Sono pochissimi, purtroppo, gli oggetti di questo tipo arrivati fino a noi dal passato più remoto. Uno di essi però fu ritrovato nel 1968 proprio sull’Appennino bolognese, durante le prime indagini archeologiche condotte sul massiccio di monte Bibele, e oggi fa mostra di sé nel Museo civico archeologico “Luigi Fantini” di Monterenzio.
Qualcosa di simile è stato rinvenuto finora solo a Qumran, nei pressi del Mar Morto, ma il nostro manufatto sarebbe più antico di circa duecento anni: risale infatti alla seconda età del Ferro, tra il 420 e il 380 avanti Cristo, quando sul massiccio, già abitato da popolazioni etrusche, stavano per sopraggiungere nuove genti celtiche.

A prima vista lo strumento ha un aspetto piuttosto semplice, non è altro che un disco di terracotta del diametro di circa 8 centimetri, con dei cerchi concentrici incisi sulla superficie e una piccola cavità nel centro. E tuttavia il suo utilizzo richiedeva conoscenze astronomiche niente affatto comuni per quell’epoca.
Funzionava come un quadrante solare: nella cavità centrale veniva inserita un’asticella, che esposta alla luce esterna proiettava un’ombra sulla superficie del disco. All’alba quest’ombra appariva allungata in direzione opposta al sorgere del sole, e poi, man mano che la luce aumentava, la proiezione ruotava e si accorciava sempre di più, fino a diventare minima a mezzogiorno; tornava quindi ad allungarsi progressivamente, fino a sparire in direzione del tramonto.

Secondo le ricostruzioni degli esperti, chi adoperava il disco lo teneva fermo in una determinata posizione e, prima che il sole arrivasse nel punto più alto sull’orizzonte, segnava su uno dei cerchi incisi il punto in cui l’ombra lo attraversava. Poi, dopo che il sole aveva iniziato la sua discesa, segnava sullo stesso cerchio il secondo punto attraversato dall’ombra, quindi univa con un segmento di corda i due segni e individuava il punto di mezzo tra l’uno e l’altro: la linea che da questo punto intersecava il centro del disco, quella stessa che noi oggi chiamiamo “linea meridiana”, allora segnava, in un colpo solo, il confine diurno tra giorno e notte, la direzione nord-sud e, come detto, l’asse del mondo.

Quadrante solare installato sul rover “Mars 2020 Perseverance” - foto Niels Bohr Institute, Copenhagen, Denmark / NASA-JPL-Caltech / ASU

Per l’architetto e archeologo Antonio Gottarelli, che dirige il Museo “Fantini” e ha studiato a lungo il disco solare di monte Bibele, questo “strumento astronomico palmare” aveva un ruolo fondamentale anche nei riti di fondazione delle città etrusche.

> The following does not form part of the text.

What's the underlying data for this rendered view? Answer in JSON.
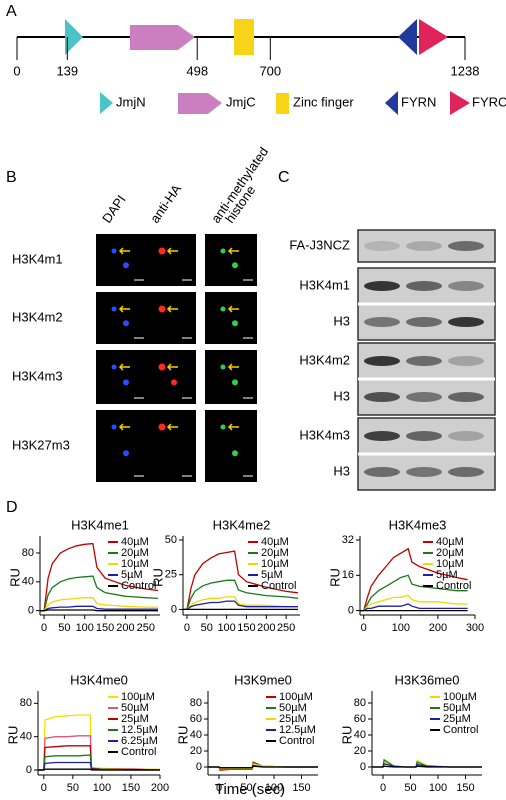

Una funzione “pionieristica” che accomuna in modo singolare il nostro antico disco di terracotta al suo discendente più moderno: il quadrante solare metallico utilizzato dai veicoli robotizzati nelle esplorazioni di Marte.

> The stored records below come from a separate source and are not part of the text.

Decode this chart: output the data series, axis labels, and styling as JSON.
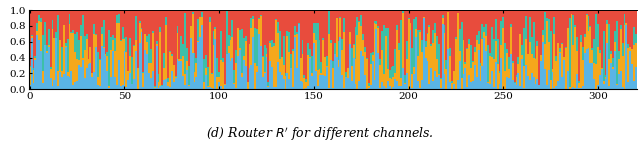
{
  "n_channels": 321,
  "colors": [
    "#5ab4e5",
    "#f5a81c",
    "#3dbfa8",
    "#e84c3d"
  ],
  "ylim": [
    0.0,
    1.0
  ],
  "yticks": [
    0.0,
    0.2,
    0.4,
    0.6,
    0.8,
    1.0
  ],
  "xticks": [
    0,
    50,
    100,
    150,
    200,
    250,
    300
  ],
  "xlabel": "",
  "title": "(d) Router $R'$ for different channels.",
  "title_fontsize": 9,
  "tick_fontsize": 7.5,
  "bar_width": 1.0,
  "seed": 42,
  "alpha_blue": 0.7,
  "alpha_orange": 0.8,
  "alpha_teal": 0.5,
  "alpha_red": 1.2
}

Il motto impresso su questo strumento astronautico, “Two Worlds, One Beginning” (“Due mondi, un inizio”), allude alla lontanissima parentela tra la nostra Terra e il Pianeta Rosso, nati entrambi dalla polvere cosmica. Con la speranza di non tornare insieme, prima del tempo, allo stato “polveroso” di partenza, sia qui sulla Terra che là su Marte potrebbe quindi valere un’antica massima di saggezza, che fa il paio con le parole di Jovanotti: “Se a mezzogiorno il re ti dice che è notte fonda, tu contempla le stelle”.


Per saperne di più e progettare una visita al Museo civico archeologico “Luigi Fantini” di Monterenzio c’è PatER - Catalogo regionale del Patrimonio culturale.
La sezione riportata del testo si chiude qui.